BILLY FURY: BILLY FURY (1960)
1) Maybe Tomorrow; 2) Gonna Type A Letter; 3) Margo; 4) Don't Knock Upon My Door; 5) Time Has Come; 6) Collette; 7) Baby How I Cried; 8) Angel Face; 9) Last Kiss; 10) Wondrous Place.
Billy's second LP seems to have been mainly a «recent singles scoop-up», which is why, unlike most of his early 1960s records, it never got a CD release, and I had to do a little reconstruction from a variety of sources (including some extremely poor quality recordings). It is relatively important, though, since it contains both the A- and B-sides to his first two singles from 1959, the stuff that made him a star in the first place.
Interestingly, both of the A-sides are sweet ballads, with the rocking material relegated to the B-sides: apparently, British marketeers were not willing to take chances and counted on Billy's potential lady fans to be a more stable source of income than the masculine, rowdy rock'n'roll riff-raff rabble. The ballads are syrupy enough, but not hopeless: ʽMaybe Tomorrowʼ is an attempt to write something in the Everleys' style, with a vocal part that finds a good balance between pathos and humility (it also helps that no strings are involved), and the somewhat denser ʽMargoʼ, replete with echoey female backups and woodwind flourishes, is more in the Roy Orbison vein (it also features the wonderful lyrical line "Oh please be mine / Most of the time" — I'm sure the author never noticed the ambiguity, but I wonder what the BBC radio services must have thought of it). Anyway, could have been worse.
Of the rockers, ʽDon't Knock Upon My Doorʼ is the more important one — one of Billy's fastest and raunchiest tunes, a straightforward Elvis homage in the spirit of ʽHard Headed Womanʼ, but a little less «dangerous»-sounding due to all the have-a-good-time cheerleader harmonies (you'll be getting those sexy visions of early 1960's girls in tights in a jiffy) and the lack of any sharp lead guitar work (even the solo is handed over to the bass edge of the piano). Still, it's as fun as any second-tier rockabilly number, and so is ʽGonna Type A Letterʼ, although the latter is, unfortunately, marred by a rather inept brass backing (whatever these wind blowers were doing in the studio on that day, they surely weren't prepared for a rock'n'roll number).
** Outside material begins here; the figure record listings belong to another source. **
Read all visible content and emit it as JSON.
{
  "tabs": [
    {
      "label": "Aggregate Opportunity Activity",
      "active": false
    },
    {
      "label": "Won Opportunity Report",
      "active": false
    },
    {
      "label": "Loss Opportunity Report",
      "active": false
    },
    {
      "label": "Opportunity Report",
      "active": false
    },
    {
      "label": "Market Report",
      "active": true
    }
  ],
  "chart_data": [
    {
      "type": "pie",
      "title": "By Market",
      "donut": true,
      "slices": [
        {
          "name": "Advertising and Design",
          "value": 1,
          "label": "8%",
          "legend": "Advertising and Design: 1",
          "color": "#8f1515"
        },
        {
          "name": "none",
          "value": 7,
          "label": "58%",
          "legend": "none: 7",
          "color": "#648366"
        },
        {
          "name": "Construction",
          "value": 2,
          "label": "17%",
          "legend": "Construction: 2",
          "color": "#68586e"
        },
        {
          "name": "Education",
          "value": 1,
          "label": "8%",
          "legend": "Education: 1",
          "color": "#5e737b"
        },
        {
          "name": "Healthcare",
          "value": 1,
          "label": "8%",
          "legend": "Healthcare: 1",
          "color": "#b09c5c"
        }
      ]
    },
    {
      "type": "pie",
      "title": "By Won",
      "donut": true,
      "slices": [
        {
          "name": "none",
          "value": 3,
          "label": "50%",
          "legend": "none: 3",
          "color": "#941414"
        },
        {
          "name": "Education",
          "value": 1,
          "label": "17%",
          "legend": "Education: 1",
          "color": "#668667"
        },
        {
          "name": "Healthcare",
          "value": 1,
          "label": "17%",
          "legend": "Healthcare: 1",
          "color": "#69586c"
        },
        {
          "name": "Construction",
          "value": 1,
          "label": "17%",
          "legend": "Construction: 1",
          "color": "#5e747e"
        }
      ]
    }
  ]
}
Most of the other tracks are ballads, ballads, ballads, ranging from the easily tolerable (the bluesy waltz ʽBaby How I Criedʼ) to the questionable (ʽColletteʼ, way too hard trying to become the Everleys here, even double-tracking the vocals so as to sound like Phil and Don at the same time) to the awful (an overtly-sickeningly sweet attitude on ʽAngel Faceʼ, sadly, presaging many of the disappointments to come). But the album does get a modestly-excellent conclusion with ʽWondrous Placeʼ, a moody Latin/Western hybrid with a melancholic flair that Billy pulls off real well, even if, once again, it is just one of several of Elvis' incarnations that he is modelling here.
Overall, the album does sound significantly different from The Sound Of Fury — more echo, more atmosphere, less rockabilly, more balladry — which is curious, considering that most of this stuff was recorded at approximately the same time. Recommending it is beyond my abilities (not to mention that this would require setting up an Ebay search), but putting it down due to cheesiness is not something I'd like to do, either: most of the ballads are well within the adequacy limits, and some even have original hooks. It is pathetic, though, just how few rockers they let him place on the LP, despite his obvious attraction to the bawdy side of the business.